There is one obvious link between the Book of Ruth and the harvest holiday of Shavuot: Ruth and her mother-in-law, Naomi, returned to the Land of Israel during the barley harvest. Barley was one of the main spring crops in ancient Israel and was harvested beginning around the time of the Passover. (It is probable that the first fruits offering presented at Passover would have been barley.) Therefore, most likely, Ruth’s entire story occurred during the weeks between Passover and Shavuot, known as the Counting of the Omer.

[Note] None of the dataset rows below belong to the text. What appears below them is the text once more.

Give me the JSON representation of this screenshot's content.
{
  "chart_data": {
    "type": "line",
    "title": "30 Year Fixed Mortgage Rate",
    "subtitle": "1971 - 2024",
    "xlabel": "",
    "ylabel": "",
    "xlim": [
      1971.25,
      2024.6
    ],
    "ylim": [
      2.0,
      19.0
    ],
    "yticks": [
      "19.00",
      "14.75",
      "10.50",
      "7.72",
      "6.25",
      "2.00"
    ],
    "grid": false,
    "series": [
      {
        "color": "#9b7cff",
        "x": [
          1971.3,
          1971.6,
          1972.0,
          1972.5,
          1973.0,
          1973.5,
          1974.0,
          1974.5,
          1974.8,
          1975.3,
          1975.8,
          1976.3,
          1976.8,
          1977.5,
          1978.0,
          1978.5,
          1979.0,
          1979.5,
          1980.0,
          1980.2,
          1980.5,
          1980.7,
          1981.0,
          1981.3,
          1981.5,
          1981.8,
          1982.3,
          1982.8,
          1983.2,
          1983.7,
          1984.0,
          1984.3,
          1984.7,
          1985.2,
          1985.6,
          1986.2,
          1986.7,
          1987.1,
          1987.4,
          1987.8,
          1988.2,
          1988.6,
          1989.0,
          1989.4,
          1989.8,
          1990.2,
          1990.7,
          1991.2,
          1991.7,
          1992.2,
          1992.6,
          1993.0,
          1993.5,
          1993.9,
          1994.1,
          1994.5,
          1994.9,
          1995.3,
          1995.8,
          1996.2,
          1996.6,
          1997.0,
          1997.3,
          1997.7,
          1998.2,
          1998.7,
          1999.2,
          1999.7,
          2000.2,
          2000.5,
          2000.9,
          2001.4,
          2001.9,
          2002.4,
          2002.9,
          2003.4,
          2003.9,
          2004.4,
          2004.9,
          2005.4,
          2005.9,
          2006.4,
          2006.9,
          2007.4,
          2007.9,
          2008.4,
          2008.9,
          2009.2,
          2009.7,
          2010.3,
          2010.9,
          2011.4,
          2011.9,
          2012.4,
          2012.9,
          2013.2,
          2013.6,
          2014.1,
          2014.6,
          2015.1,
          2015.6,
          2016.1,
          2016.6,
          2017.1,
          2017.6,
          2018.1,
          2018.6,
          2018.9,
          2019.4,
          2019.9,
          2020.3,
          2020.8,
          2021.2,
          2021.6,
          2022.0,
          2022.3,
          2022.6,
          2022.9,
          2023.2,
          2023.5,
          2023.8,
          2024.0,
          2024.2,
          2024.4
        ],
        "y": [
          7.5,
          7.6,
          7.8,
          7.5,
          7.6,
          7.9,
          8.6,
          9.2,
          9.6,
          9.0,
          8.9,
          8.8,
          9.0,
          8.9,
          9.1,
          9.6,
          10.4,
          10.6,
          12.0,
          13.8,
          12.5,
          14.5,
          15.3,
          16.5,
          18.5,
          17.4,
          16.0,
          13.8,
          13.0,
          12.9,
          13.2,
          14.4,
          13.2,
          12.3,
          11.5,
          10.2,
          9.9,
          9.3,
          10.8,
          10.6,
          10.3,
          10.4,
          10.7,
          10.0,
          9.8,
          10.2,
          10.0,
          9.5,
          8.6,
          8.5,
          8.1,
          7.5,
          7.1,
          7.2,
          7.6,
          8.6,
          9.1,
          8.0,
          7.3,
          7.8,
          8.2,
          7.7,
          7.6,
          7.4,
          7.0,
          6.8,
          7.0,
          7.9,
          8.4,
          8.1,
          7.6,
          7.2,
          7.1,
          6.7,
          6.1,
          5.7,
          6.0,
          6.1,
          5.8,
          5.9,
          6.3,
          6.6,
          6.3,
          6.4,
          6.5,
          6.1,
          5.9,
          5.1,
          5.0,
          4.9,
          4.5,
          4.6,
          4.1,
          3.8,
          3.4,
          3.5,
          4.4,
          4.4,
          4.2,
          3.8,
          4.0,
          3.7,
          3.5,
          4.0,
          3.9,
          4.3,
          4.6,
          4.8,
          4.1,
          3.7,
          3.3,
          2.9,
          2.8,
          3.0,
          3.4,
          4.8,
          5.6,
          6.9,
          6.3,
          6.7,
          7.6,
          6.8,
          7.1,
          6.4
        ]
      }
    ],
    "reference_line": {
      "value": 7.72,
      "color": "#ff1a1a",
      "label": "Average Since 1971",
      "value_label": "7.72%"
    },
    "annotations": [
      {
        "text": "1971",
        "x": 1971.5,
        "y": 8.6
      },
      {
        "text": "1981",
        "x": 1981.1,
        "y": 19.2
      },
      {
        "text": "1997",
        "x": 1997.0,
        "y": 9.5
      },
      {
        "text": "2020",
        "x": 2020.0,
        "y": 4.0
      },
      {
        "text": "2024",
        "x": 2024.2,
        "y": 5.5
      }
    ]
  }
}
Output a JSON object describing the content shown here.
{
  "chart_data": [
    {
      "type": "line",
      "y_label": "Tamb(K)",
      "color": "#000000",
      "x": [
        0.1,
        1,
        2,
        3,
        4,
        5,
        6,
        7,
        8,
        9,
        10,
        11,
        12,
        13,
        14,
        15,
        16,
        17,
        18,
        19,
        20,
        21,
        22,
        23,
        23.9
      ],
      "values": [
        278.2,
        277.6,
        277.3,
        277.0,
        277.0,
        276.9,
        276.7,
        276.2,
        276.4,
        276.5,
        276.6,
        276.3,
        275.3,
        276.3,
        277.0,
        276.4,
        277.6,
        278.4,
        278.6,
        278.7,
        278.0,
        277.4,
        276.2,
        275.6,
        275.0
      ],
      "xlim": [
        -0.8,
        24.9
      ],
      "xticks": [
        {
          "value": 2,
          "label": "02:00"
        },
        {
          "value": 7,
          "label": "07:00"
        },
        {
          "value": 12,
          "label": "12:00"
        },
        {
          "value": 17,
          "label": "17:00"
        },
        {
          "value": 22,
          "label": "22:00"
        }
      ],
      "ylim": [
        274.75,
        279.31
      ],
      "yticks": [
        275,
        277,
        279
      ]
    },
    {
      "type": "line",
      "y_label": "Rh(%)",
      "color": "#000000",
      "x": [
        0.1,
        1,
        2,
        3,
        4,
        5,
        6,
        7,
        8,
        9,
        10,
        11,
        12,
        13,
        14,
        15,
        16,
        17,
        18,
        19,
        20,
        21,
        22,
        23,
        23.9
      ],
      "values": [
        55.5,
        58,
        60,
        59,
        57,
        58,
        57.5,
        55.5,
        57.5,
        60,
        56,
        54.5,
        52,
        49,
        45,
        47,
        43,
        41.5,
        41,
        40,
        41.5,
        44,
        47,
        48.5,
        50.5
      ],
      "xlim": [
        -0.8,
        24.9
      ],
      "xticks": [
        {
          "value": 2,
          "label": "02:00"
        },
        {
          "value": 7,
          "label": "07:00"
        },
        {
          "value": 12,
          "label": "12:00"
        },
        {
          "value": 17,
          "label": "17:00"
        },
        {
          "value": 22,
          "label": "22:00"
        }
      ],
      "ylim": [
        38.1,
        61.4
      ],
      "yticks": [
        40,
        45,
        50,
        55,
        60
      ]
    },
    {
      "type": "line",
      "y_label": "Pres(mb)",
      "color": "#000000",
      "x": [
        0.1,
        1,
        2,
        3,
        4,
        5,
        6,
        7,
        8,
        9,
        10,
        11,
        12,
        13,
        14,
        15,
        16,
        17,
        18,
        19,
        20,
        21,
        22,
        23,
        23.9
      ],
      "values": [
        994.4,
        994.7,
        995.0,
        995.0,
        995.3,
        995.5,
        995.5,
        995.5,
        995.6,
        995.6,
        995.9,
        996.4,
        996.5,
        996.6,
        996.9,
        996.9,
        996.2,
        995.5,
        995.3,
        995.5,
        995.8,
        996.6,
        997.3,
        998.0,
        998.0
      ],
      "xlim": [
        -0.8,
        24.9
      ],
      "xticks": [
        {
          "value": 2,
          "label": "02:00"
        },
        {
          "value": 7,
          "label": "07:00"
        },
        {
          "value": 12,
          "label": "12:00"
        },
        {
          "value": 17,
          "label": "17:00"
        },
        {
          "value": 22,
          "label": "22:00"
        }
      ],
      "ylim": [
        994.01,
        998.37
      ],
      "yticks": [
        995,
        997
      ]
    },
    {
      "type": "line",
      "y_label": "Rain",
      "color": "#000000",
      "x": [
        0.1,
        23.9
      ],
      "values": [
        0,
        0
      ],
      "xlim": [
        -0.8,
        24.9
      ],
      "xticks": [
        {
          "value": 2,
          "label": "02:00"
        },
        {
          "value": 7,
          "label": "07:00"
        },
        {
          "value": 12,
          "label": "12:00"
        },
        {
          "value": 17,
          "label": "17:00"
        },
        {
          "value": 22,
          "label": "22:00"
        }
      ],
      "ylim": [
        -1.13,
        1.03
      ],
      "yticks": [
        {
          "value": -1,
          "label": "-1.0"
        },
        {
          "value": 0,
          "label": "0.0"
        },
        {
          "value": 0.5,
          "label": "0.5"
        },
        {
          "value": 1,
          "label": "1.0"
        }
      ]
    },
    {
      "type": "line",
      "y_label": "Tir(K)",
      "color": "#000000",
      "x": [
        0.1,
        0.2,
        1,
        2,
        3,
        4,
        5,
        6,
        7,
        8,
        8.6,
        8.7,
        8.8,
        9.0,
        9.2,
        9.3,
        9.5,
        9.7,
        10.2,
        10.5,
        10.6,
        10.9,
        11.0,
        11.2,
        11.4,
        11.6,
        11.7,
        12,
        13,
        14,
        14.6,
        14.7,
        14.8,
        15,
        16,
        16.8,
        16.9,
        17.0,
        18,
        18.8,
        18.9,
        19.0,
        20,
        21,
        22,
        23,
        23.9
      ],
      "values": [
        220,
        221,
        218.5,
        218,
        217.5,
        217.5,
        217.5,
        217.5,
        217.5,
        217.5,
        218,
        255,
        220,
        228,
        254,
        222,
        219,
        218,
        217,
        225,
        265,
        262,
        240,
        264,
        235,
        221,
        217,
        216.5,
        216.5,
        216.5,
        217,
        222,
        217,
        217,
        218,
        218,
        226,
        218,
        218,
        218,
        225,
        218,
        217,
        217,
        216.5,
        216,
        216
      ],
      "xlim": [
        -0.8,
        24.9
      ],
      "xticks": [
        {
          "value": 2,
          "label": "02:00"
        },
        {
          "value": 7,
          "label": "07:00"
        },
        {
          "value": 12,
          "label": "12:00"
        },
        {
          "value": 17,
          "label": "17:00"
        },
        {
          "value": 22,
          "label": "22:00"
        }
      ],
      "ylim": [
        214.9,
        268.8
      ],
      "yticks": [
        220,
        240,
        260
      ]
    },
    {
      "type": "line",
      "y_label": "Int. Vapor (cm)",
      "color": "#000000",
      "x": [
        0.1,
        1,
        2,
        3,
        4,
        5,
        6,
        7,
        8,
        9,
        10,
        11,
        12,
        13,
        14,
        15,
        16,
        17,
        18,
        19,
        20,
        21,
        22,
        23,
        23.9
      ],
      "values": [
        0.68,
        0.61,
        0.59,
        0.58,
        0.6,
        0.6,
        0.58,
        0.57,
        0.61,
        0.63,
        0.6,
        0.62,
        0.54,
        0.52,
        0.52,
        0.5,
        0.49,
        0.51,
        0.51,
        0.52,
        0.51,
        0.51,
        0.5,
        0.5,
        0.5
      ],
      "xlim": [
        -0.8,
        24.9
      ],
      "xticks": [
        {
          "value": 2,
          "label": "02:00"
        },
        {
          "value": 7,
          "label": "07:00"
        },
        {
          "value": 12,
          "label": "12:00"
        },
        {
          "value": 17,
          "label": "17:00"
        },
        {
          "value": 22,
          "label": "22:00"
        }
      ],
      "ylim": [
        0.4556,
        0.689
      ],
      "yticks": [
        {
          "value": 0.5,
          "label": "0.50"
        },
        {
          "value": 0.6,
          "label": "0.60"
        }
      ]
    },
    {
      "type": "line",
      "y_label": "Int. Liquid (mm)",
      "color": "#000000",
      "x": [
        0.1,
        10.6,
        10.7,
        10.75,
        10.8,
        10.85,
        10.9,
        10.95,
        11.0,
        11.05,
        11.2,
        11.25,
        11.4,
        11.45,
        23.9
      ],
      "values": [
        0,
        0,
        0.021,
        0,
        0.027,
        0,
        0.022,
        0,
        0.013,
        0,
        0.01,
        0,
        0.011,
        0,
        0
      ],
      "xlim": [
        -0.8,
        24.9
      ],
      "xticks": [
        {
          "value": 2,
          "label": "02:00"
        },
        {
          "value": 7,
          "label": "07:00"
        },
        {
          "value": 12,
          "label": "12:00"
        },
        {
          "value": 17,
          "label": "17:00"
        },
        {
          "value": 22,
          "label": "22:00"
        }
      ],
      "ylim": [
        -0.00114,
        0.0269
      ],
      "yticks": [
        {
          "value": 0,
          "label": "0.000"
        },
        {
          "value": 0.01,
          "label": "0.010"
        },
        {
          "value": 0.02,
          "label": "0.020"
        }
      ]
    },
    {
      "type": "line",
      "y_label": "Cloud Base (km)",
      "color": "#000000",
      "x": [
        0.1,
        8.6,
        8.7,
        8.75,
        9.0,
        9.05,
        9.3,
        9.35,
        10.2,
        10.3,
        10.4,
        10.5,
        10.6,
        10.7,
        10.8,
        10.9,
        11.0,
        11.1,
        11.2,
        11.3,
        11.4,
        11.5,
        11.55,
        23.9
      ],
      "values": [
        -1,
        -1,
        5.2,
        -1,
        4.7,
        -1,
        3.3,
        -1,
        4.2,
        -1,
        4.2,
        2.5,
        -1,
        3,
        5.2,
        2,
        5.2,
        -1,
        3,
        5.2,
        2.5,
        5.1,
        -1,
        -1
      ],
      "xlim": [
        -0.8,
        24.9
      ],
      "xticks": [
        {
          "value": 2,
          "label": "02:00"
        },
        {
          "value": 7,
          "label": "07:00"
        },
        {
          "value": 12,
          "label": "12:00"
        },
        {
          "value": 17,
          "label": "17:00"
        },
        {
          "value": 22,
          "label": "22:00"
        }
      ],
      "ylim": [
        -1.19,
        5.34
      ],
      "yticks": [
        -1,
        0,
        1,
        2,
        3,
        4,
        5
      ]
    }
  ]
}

On a deeper level, Ruth’s individual journey is analogous to that of the nation of Israel. There is a parallel between Israel and Ruth, and between her redemption and that of Israel. At the Passover, Israel left slavery in Egypt, journeying through the desert to reach Mt. Sinai at Shavuot, the consummation of their covenant with God. Around the time of Passover, Ruth left Moav, a country typically alienated from Israel, and journeyed to join the people of Israel. Ruth’s covenant marriage to Boaz probably also occurred around the time of Shavuot. However, in contrast to Israel, Ruth showed loyalty and steadfastness of purpose to the end of her story.

At the beginning of Ruth’s story, she refuses to leave Naomi, even though her chances of regaining prosperity would probably have been much better staying in her own country, Moav, and remarrying there. Her choice to stay with Naomi was entirely unselfish. Ruth 1:16 (TLV) says, “Where you go, I will go, and where you stay, I will stay. Your people will be my people, and your God my God.”

This famous quote is also considered a sort of “statement of faith” from a Gentile who embraced the God of Israel and His precepts. Traditional Judaism connects Ruth to Shavuot for this reason: at Mt. Sinai, all Israel were newcomers, hearing the Torah for the first time. Similarly, although Ruth was not born into Israel, she accepted God with all her heart; therefore, when remembering the giving of the Torah on Shavuot, all Israel should strive to embrace it as fully as Ruth did. Ruth’s words also emphasize the importance, not only of loyalty to the God of Israel, but also to the people of Israel.

An additional layer of meaning lies in this traditional interpretation for believers. Ruth was a Gentile follower of the God of Israel. In her day, this was relatively rare. However, hundreds of years later, at a Shavuot celebration in Jerusalem, where thousands of Jews from all over the world were gathered, the Holy Spirit descended on the disciples of Yeshua. Although on this day only Jewish people were present, the event opened the door to the centurion Cornelius’ immersion and the beginning of the period in which Gentile believers were grafted into Israel’s purpose, as Ruth was, in serving God.

God is not done with Israel. While on the surface the book of Ruth does not appear to be connected to the holiday of Shavuot, a wealth of beautiful symbolism is waiting to be discovered. Perhaps the most beautiful parallel between Ruth and the people of Israel is yet to come. God says, through the prophet Hoshea,

So then, I Myself will entice her [Israel], I will bring her into the wilderness and speak to her heart. I will give her back her vineyards from there and make the valley of Achor a door of hope. She will respond there – as in the days of her youth, as in the day she came up out of the land of Egypt. In that day – it is a declaration of the Lord – you will proclaim “my husband” and never again call Me, “my master.” (Hoshea 2:16-18, TLV)

In the last days, just as Boaz redeemed Ruth, Messiah Yeshua will return to redeem His people Israel and take His place as Israel’s “husband” and King. In that day of final and national revelation and redemption, “yihieh Adonai echad u’shmo echad!” (The Lord will be One and His Name One!)